Streets were quiet in a Baghdad district where United States and Iraqi forces killed 50 people in a major battle as President George Bush prepared on Wednesday to unveil a plan to send more troops to turn the war around.
Iraqi troops sealed off some areas in Haifa Street, a Sunni Arab stronghold, but fighting from a major US and Iraqi operation to rid the area of ”terrorist hideouts” had ended, an official at the Iraqi Army media office told Reuters.
The offensive, backed by US fighter jets and helicopters, followed an announcement by Shi’ite Prime Minister Nuri al-Maliki of a crackdown on militants in the capital.
Unbowed by public doubts, Bush plans to announce that he will send about 20 000 more US troops to Iraq as part of a long-delayed shift in strategy in the unpopular war.
Bush’s plan may represent his last best chance to salvage the US mission in Iraq, where more than 3 000 US troops have died and tens of thousands of Iraqis have been killed since the 2003 invasion.
Administration officials said Bush will announce plans to deploy about 20 000 more US troops to join 127 000 already in Iraq — most to Baghdad and 4 000 to volatile Anbar province.
They said Bush will call for turning over security of all Iraqi provinces by November, but they cautioned that this did not represent a timetable for a US pull-out.

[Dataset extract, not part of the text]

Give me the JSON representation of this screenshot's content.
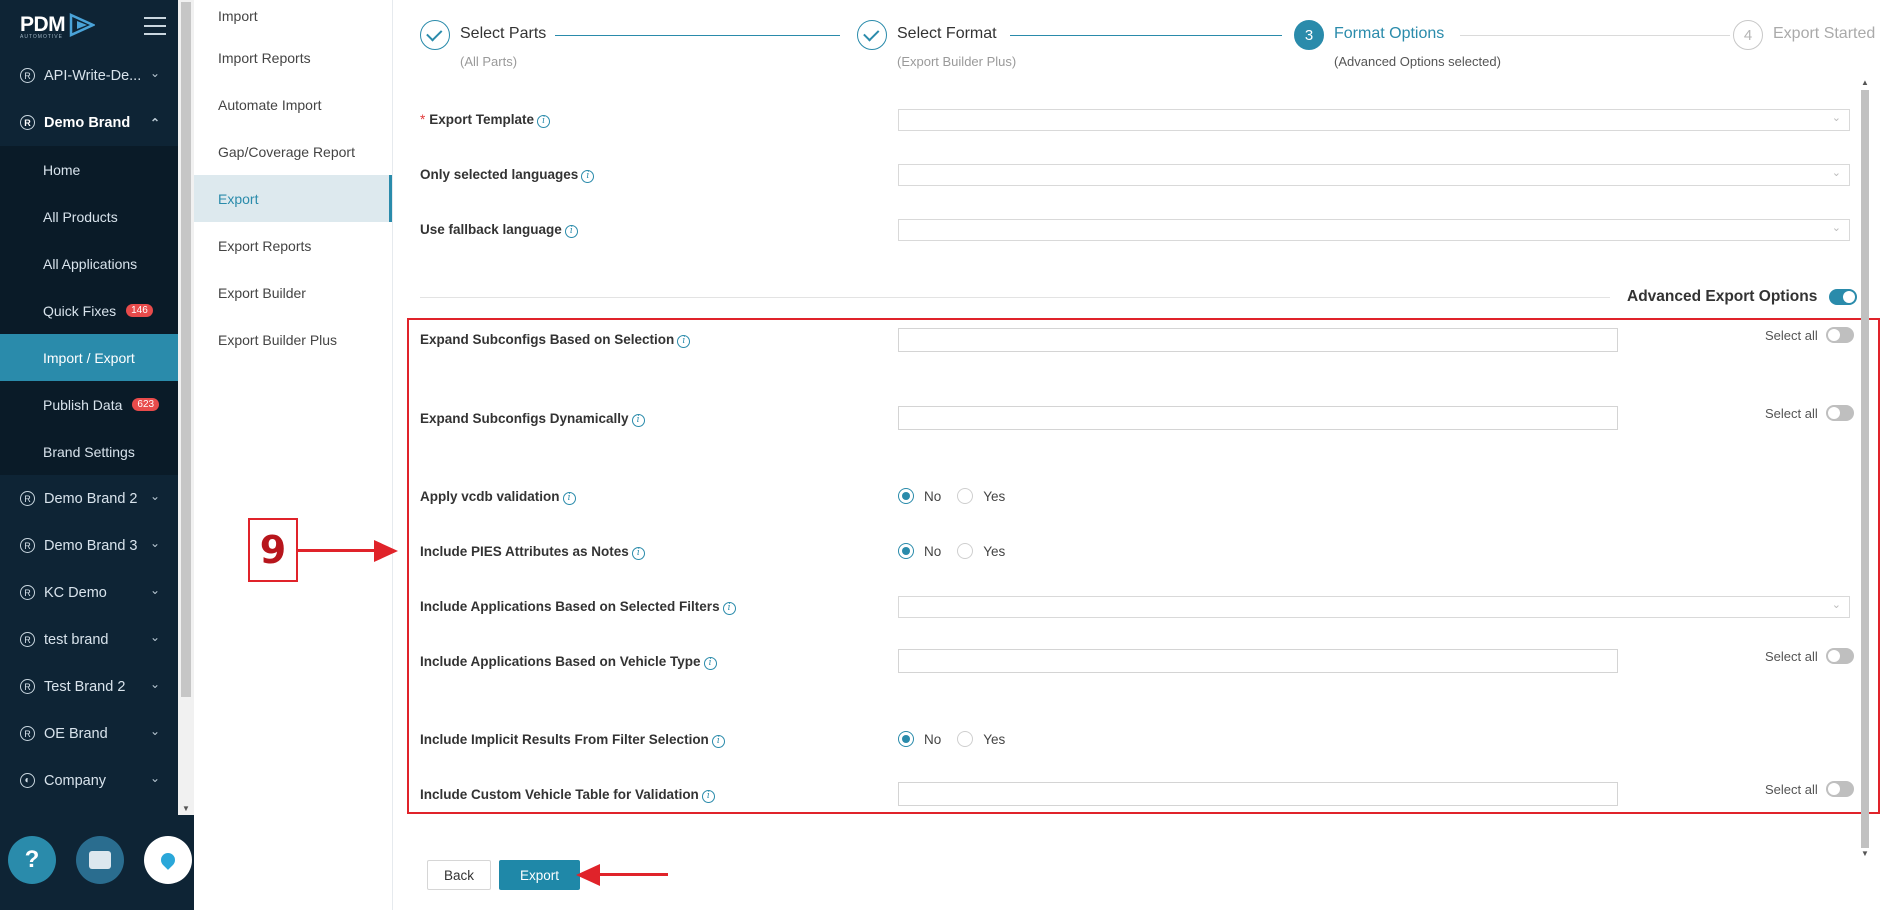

Iraqis currently control only six of 18 provinces.
A US defence official said Bush will announce an increase in the training of Iraqi security forces through a programme in which US trainers live and work within an Iraqi unit.
Democrats in control of the U.S. Congress vowed ahead of the 9pm (2am GMT on Thursday) address in the White House that they would fight what they called an escalation of the war.
Aides said Bush will couple his troop announcement with a new call for Iraq’s government to meet political milestones aimed at ending sectarian violence.
But he was not expected to give the Iraqis a timetable. Aides said action on many milestones is already under way, such as an oil-revenue sharing plan, constitutional reform and allowing former members of Saddam Hussein’s Baath party to return to public life.
Bush’s troops plan follows personal commitments from Maliki to provide more Iraqi troops in Baghdad, seen as key to stabilising the country, and a promise not to shield radical Shi’ite cleric Moqtada al-Sadr. Maliki’s government has said it welcomes the new strategy.
His Democratic opponents have voiced scepticism about Maliki’s will to target his fellow Shi’ite militias as well as minority Sunni militants to stave off all-out civil war.
Echoing long-standing complaints from the once-dominant Sunni community that they are being persecuted by the Shi’ite majority, Sunni Vice-President Tareq al-Hashemi said Maliki had to tackle militias to help end violence.
The Pentagon has identified Mehdi Army militias loyal to Sadr, a Maliki ally, as the greatest threat in Iraq.
”We need a greater focus on the militias, which kill innocent civilians and defy the government with impunity,” Hashemi wrote in an opinion piece in the Washington Post.
”A comprehensive plan is needed to save Iraq from disaster. I hope that the administration has considered these critical issues and that the new strategy effectively addresses them.”
In a sign of bubbling sectarian tension, residents in battle-scarred Haifa Street said the push was simply a front for Shi’ites pushing Sunnis out of the capital.
”Is this Maliki’s plan to secure Iraq? The government is handing us over to the Mehdi Army,” a woman said.
”They were all innocent civilians,” a man said pointing at bodies that had been brought to a local mosque in Haifa Street.